A new friend of mine wanted to know. How do you do it? she asked me.
How indeed? I pondered. I prayed. I wondered if I had anything of value to tell her. And then I remembered: Each day, enough.
Jesus was in the middle of his longest recorded public talk when he started in on the theme of worry. After addressing the basic daily needs of his listener’s (food & clothing), he moved from their todays into their tomorrows:
“Do not worry about tomorrow, for tomorrow will worry about itself,” he said. “Each day has enough trouble of its own.”
Jesus, ever the realist.
Each day, enough, he said. Can I get an amen?
I’ve had a week, friend. One of those weeks. The each-day-more-than-enough kind. I’ve needed these words I’m sending your way.

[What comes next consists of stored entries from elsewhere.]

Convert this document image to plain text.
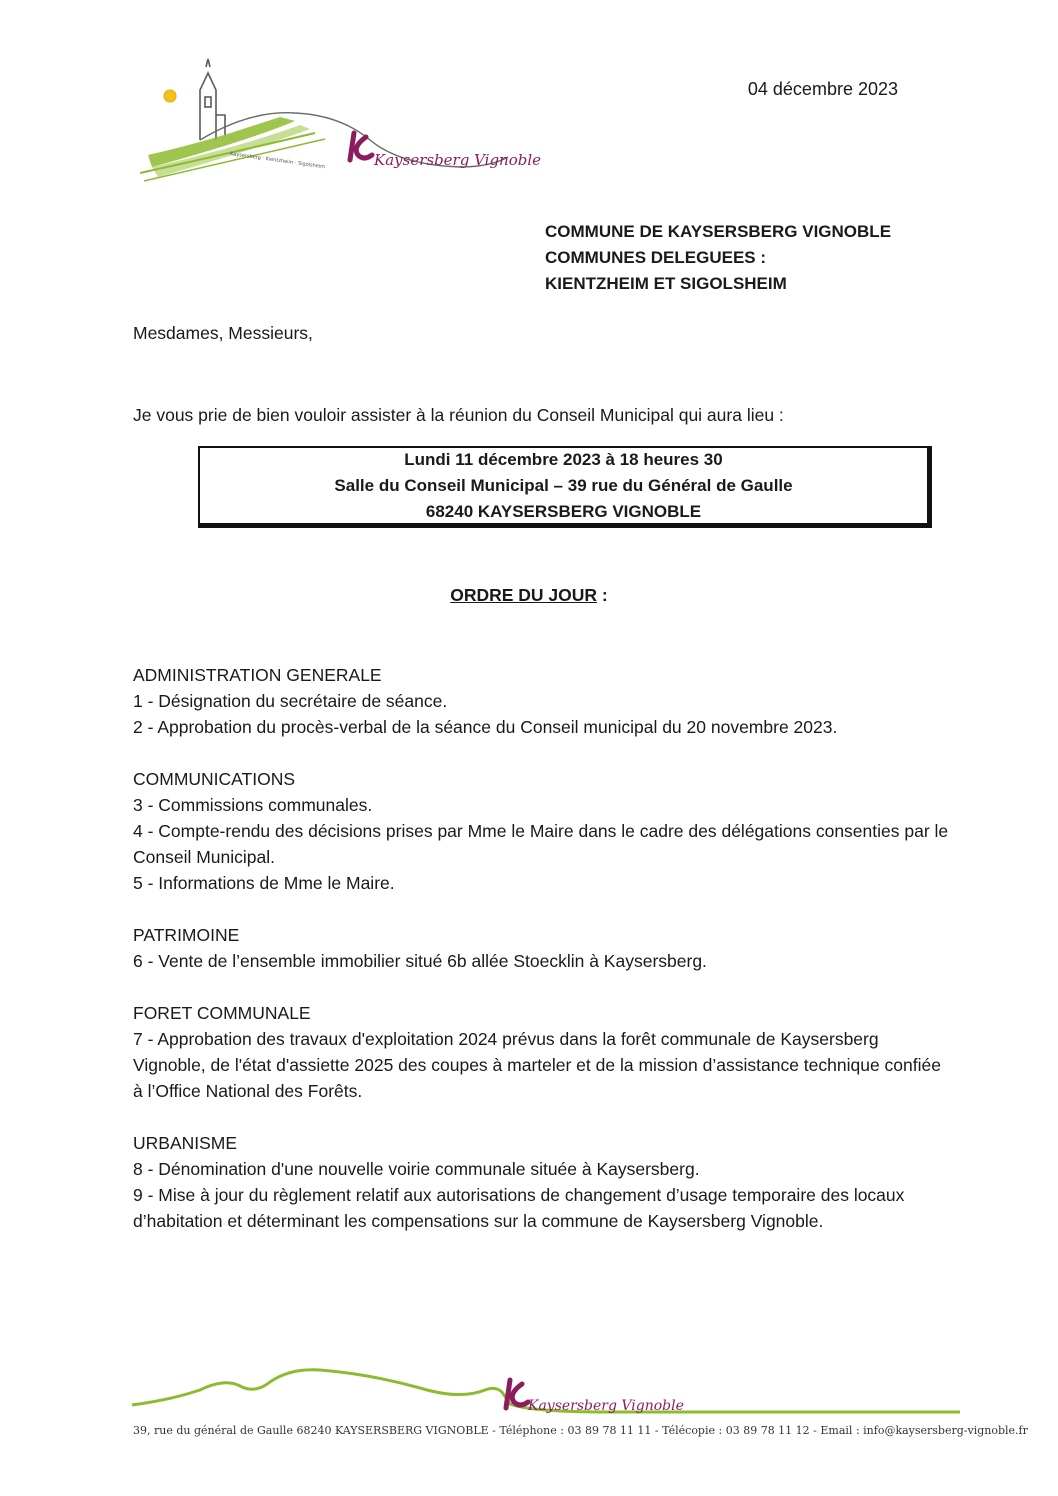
Kaysersberg · Kientzheim · Sigolsheim	Kaysersberg Vignoble
04 décembre 2023
COMMUNE DE KAYSERSBERG VIGNOBLE
COMMUNES DELEGUEES :
KIENTZHEIM ET SIGOLSHEIM
Mesdames, Messieurs,
Je vous prie de bien vouloir assister à la réunion du Conseil Municipal qui aura lieu :
Lundi 11 décembre 2023 à 18 heures 30
Salle du Conseil Municipal – 39 rue du Général de Gaulle
68240 KAYSERSBERG VIGNOBLE
ORDRE DU JOUR :
ADMINISTRATION GENERALE
1 - Désignation du secrétaire de séance.
2 - Approbation du procès-verbal de la séance du Conseil municipal du 20 novembre 2023.
COMMUNICATIONS
3 - Commissions communales.
4 - Compte-rendu des décisions prises par Mme le Maire dans le cadre des délégations consenties par le Conseil Municipal.
5 - Informations de Mme le Maire.
PATRIMOINE
6 - Vente de l’ensemble immobilier situé 6b allée Stoecklin à Kaysersberg.
FORET COMMUNALE
7 - Approbation des travaux d'exploitation 2024 prévus dans la forêt communale de Kaysersberg Vignoble, de l'état d'assiette 2025 des coupes à marteler et de la mission d’assistance technique confiée à l’Office National des Forêts.
URBANISME
8 - Dénomination d'une nouvelle voirie communale située à Kaysersberg.
9 - Mise à jour du règlement relatif aux autorisations de changement d’usage temporaire des locaux d’habitation et déterminant les compensations sur la commune de Kaysersberg Vignoble.
Kaysersberg Vignoble
39, rue du général de Gaulle 68240 KAYSERSBERG VIGNOBLE - Téléphone : 03 89 78 11 11 - Télécopie : 03 89 78 11 12 - Email : info@kaysersberg-vignoble.fr
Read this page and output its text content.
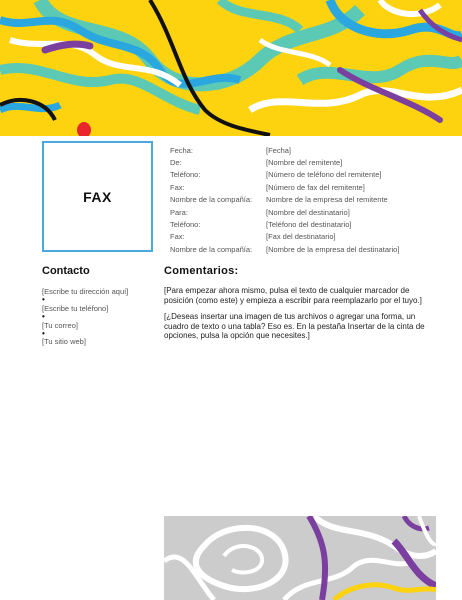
FAX
Fecha:	[Fecha]
De:	[Nombre del remitente]
Teléfono:	[Número de teléfono del remitente]
Fax:	[Número de fax del remitente]
Nombre de la compañía:	Nombre de la empresa del remitente
Para:	[Nombre del destinatario]
Teléfono:	[Teléfono del destinatario]
Fax:	[Fax del destinatario]
Nombre de la compañía:	[Nombre de la empresa del destinatario]
Contacto
[Escribe tu dirección aquí]
•
[Escribe tu teléfono]
•
[Tu correo]
•
[Tu sitio web]
Comentarios:

[Para empezar ahora mismo, pulsa el texto de cualquier marcador de posición (como este) y empieza a escribir para reemplazarlo por el tuyo.]

[¿Deseas insertar una imagen de tus archivos o agregar una forma, un cuadro de texto o una tabla? Eso es. En la pestaña Insertar de la cinta de opciones, pulsa la opción que necesites.]
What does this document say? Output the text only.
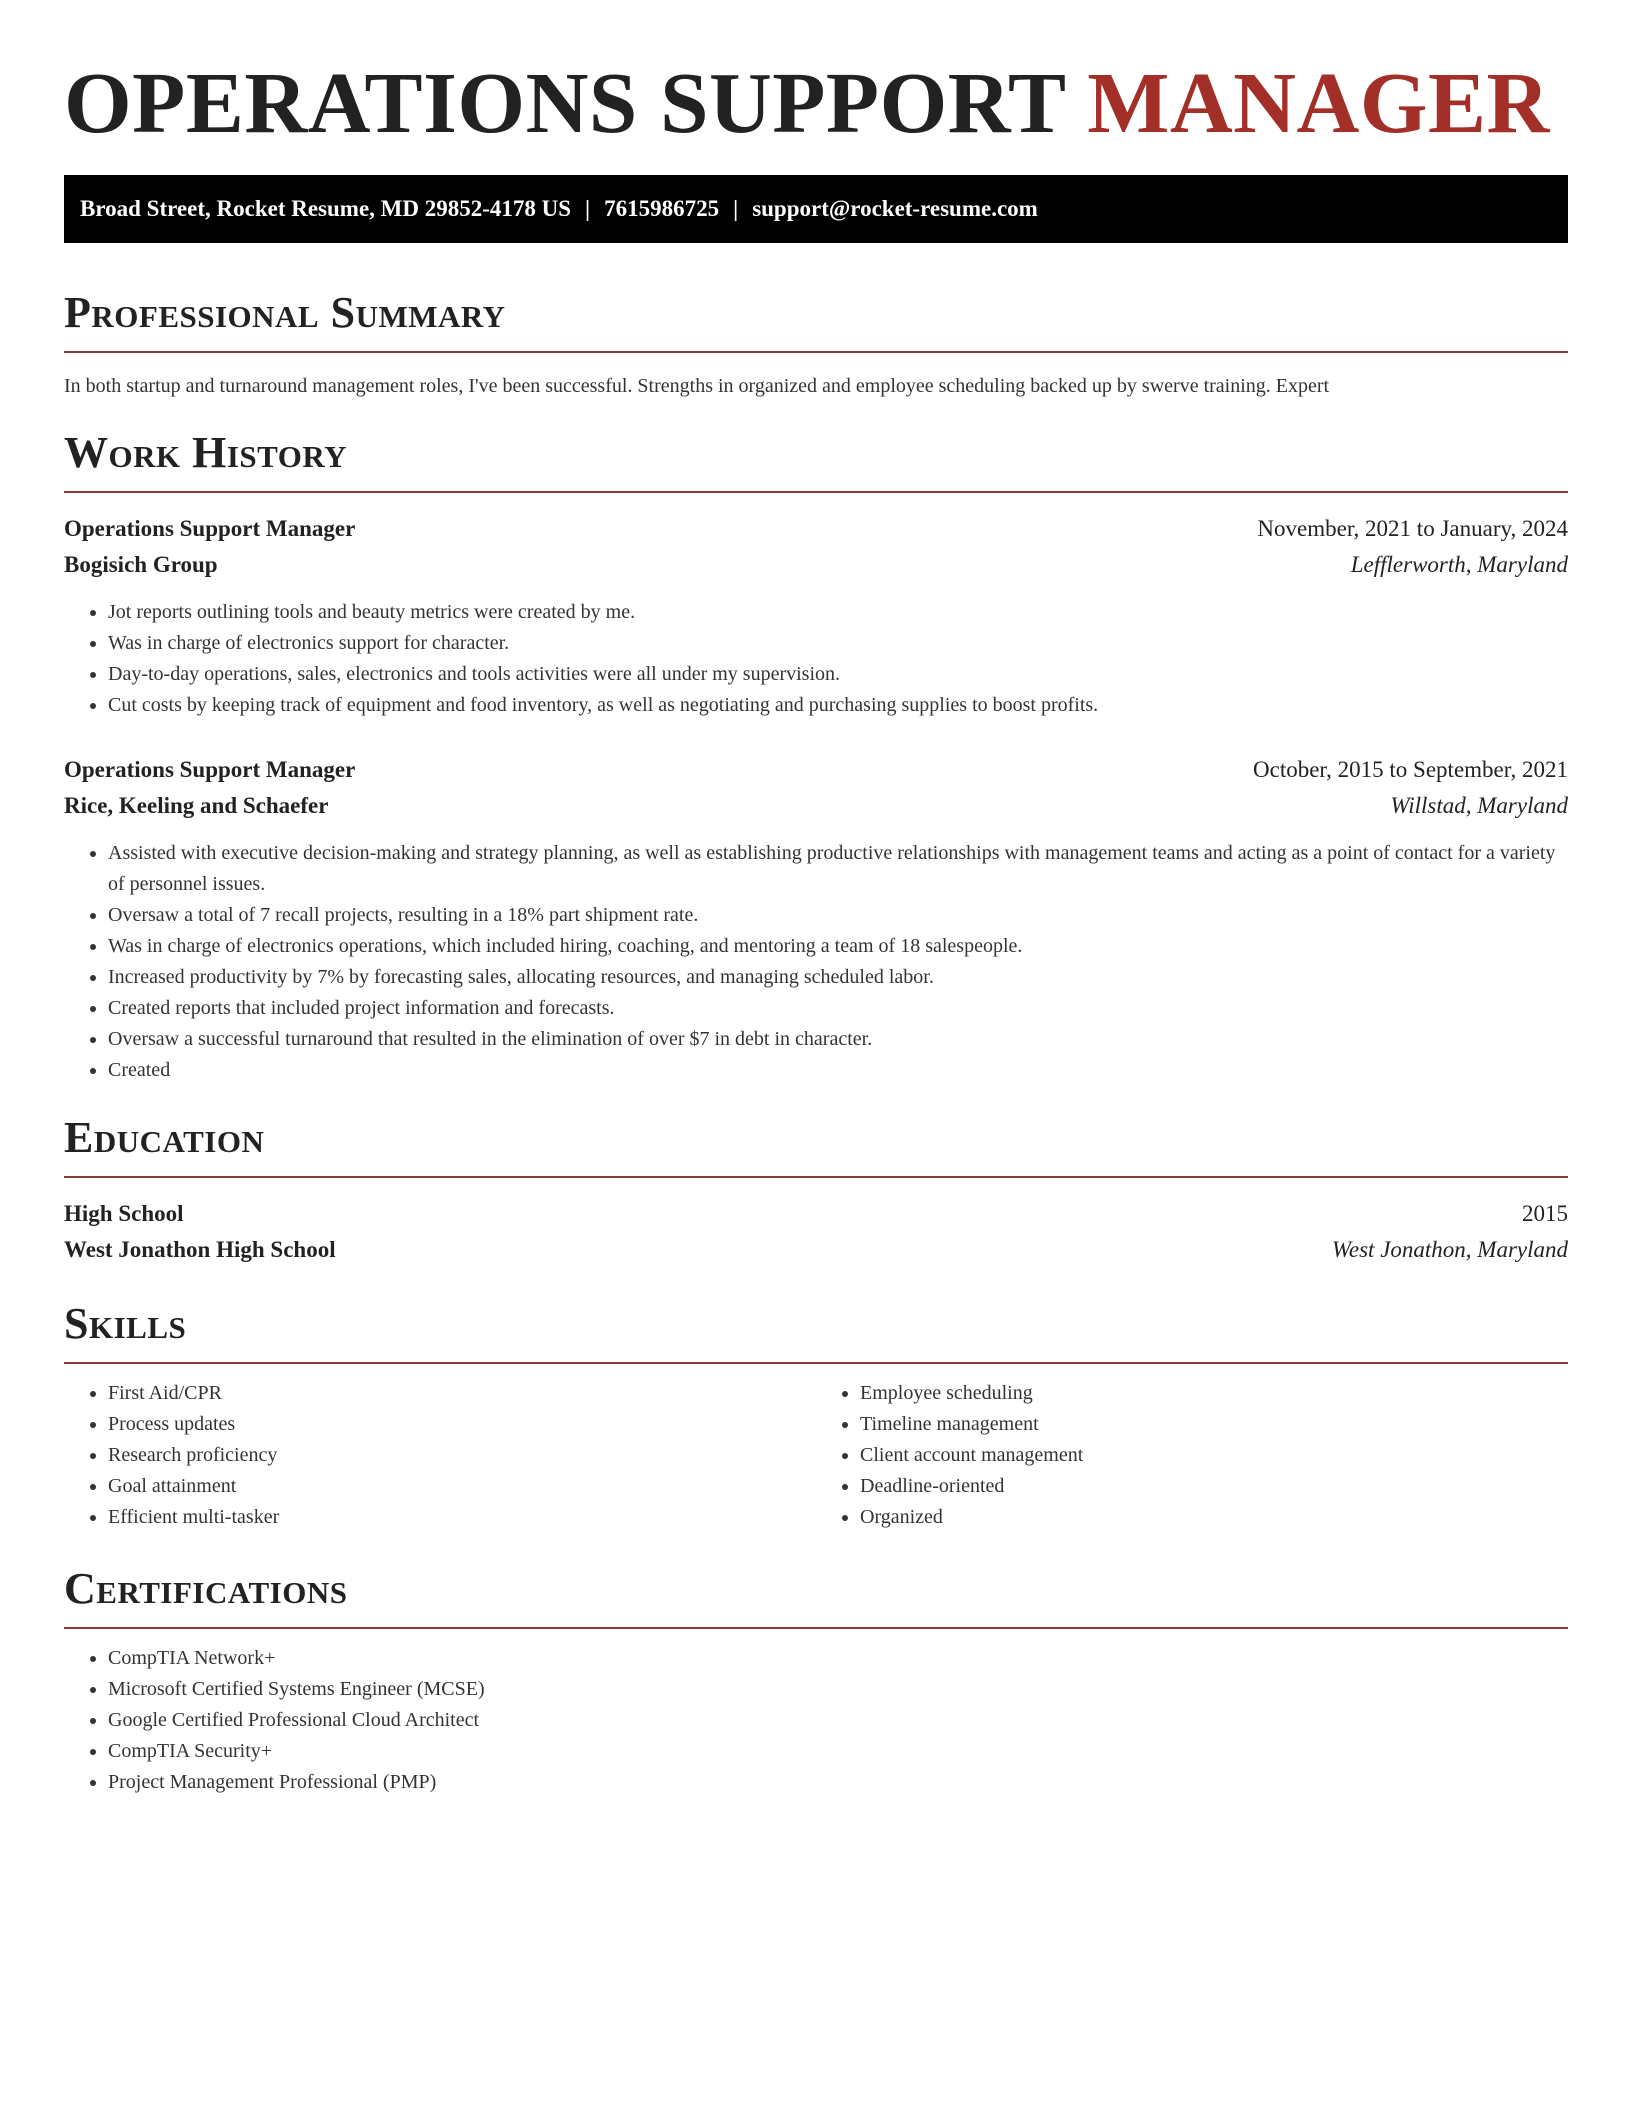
OPERATIONS SUPPORT MANAGER
Broad Street, Rocket Resume, MD 29852-4178 US | 7615986725 | support@rocket-resume.com
Professional Summary

In both startup and turnaround management roles, I've been successful. Strengths in organized and employee scheduling backed up by swerve training. Expert

Work History
Operations Support Manager	November, 2021 to January, 2024
Bogisich Group	Lefflerworth, Maryland
• Jot reports outlining tools and beauty metrics were created by me.
• Was in charge of electronics support for character.
• Day-to-day operations, sales, electronics and tools activities were all under my supervision.
• Cut costs by keeping track of equipment and food inventory, as well as negotiating and purchasing supplies to boost profits.
Operations Support Manager	October, 2015 to September, 2021
Rice, Keeling and Schaefer	Willstad, Maryland
• Assisted with executive decision-making and strategy planning, as well as establishing productive relationships with management teams and acting as a point of contact for a variety of personnel issues.
• Oversaw a total of 7 recall projects, resulting in a 18% part shipment rate.
• Was in charge of electronics operations, which included hiring, coaching, and mentoring a team of 18 salespeople.
• Increased productivity by 7% by forecasting sales, allocating resources, and managing scheduled labor.
• Created reports that included project information and forecasts.
• Oversaw a successful turnaround that resulted in the elimination of over $7 in debt in character.
• Created
Education
High School	2015
West Jonathon High School	West Jonathon, Maryland
Skills
• First Aid/CPR
• Process updates
• Research proficiency
• Goal attainment
• Efficient multi-tasker
• Employee scheduling
• Timeline management
• Client account management
• Deadline-oriented
• Organized
Certifications
• CompTIA Network+
• Microsoft Certified Systems Engineer (MCSE)
• Google Certified Professional Cloud Architect
• CompTIA Security+
• Project Management Professional (PMP)
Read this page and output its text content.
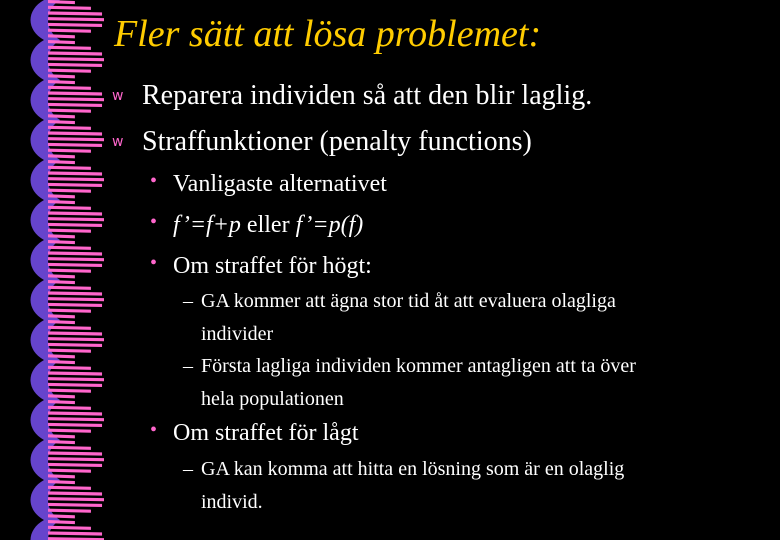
Fler sätt att lösa problemet:
w Reparera individen så att den blir laglig.
w Straffunktioner (penalty functions)
• Vanligaste alternativet
• f’=f+p eller f’=p(f)
• Om straffet för högt:
– GA kommer att ägna stor tid åt att evaluera olagliga
individer
– Första lagliga individen kommer antagligen att ta över
hela populationen
• Om straffet för lågt
– GA kan komma att hitta en lösning som är en olaglig
individ.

As if today isn’t trouble enough, I have a tendency to make the hard even harder by dragging my yesterdays in. Piling them on, I’m pressed down by the accumulated weight of their griefs & grievances, troubles & trials, faults & failures.
This causes me to wake up already weighed down. It’s like starting my day in a deficit and I don’t recommend it.
Then, just for good measure (because, why not?), I add my tomorrows to the mix. I borrow the burdens of the future through practices of what-if’s and worries.
Trust me, none of this is helpful.
So I have this mantra I made up, which is what I was reminded of by my friend’s question. And it goes like this:
Don’t borrow from tomorrow,
Don’t stay in yesterday,
Each day, enough.
Freshly reminded of that, I sat in the dark quiet with God this morning and tried to live out these words. Tried to release the yesterdays and the years to come. But friend, they clung to me. So when that didn’t work, I stretched my arms out and, like a child struggling to get out of a shirt they’re all tangled up in, I asked for help to remove what I could not release.
I told God I didn’t want to store up the hardships or hurts. Would He please help me out?
After releasing (or being released), I paused to receive. I kept my hands open with a prayer on my lips, because friend, it’s not just the problems that are each day, enough(praise be!). The provisions are as well.
And their names are mercy and manna.
We’re told in Lamentations 3:22-23 that “the steadfast love of the Lord never ceases; his mercies never come to an end; they are new every morning.”
God’s mercies, tender-kindness, love and compassion are new every morning and each day, enough.
And God’s manna is this as well. Our daily bread. That which sustains us through the demands of our days is new every morning and each day, enough.
And that, friend, is how I do it. That’s how I live with, live in, and live through all the things. I return, time and again, to each day, enough. To release and receive. To the God who gives and takes away. It’s the only way I know how.
Each Day, Enough: Our Little Life Words of the week.
- In what ways do you borrow from tomorrow or stay in yesterday?
- Read this Liturgy for Morning Coffee each morning this week (even if you’re a tea-drinker like me😉). It’s a lovely way to release and receive.
- Some practical helps, especially for releasing, are:
- Our song of the week is: Everything by Lauren Daigle.
- God, release me from my fear of the future and my focus on the past. Give me this day my daily bread, mercy and manna, both.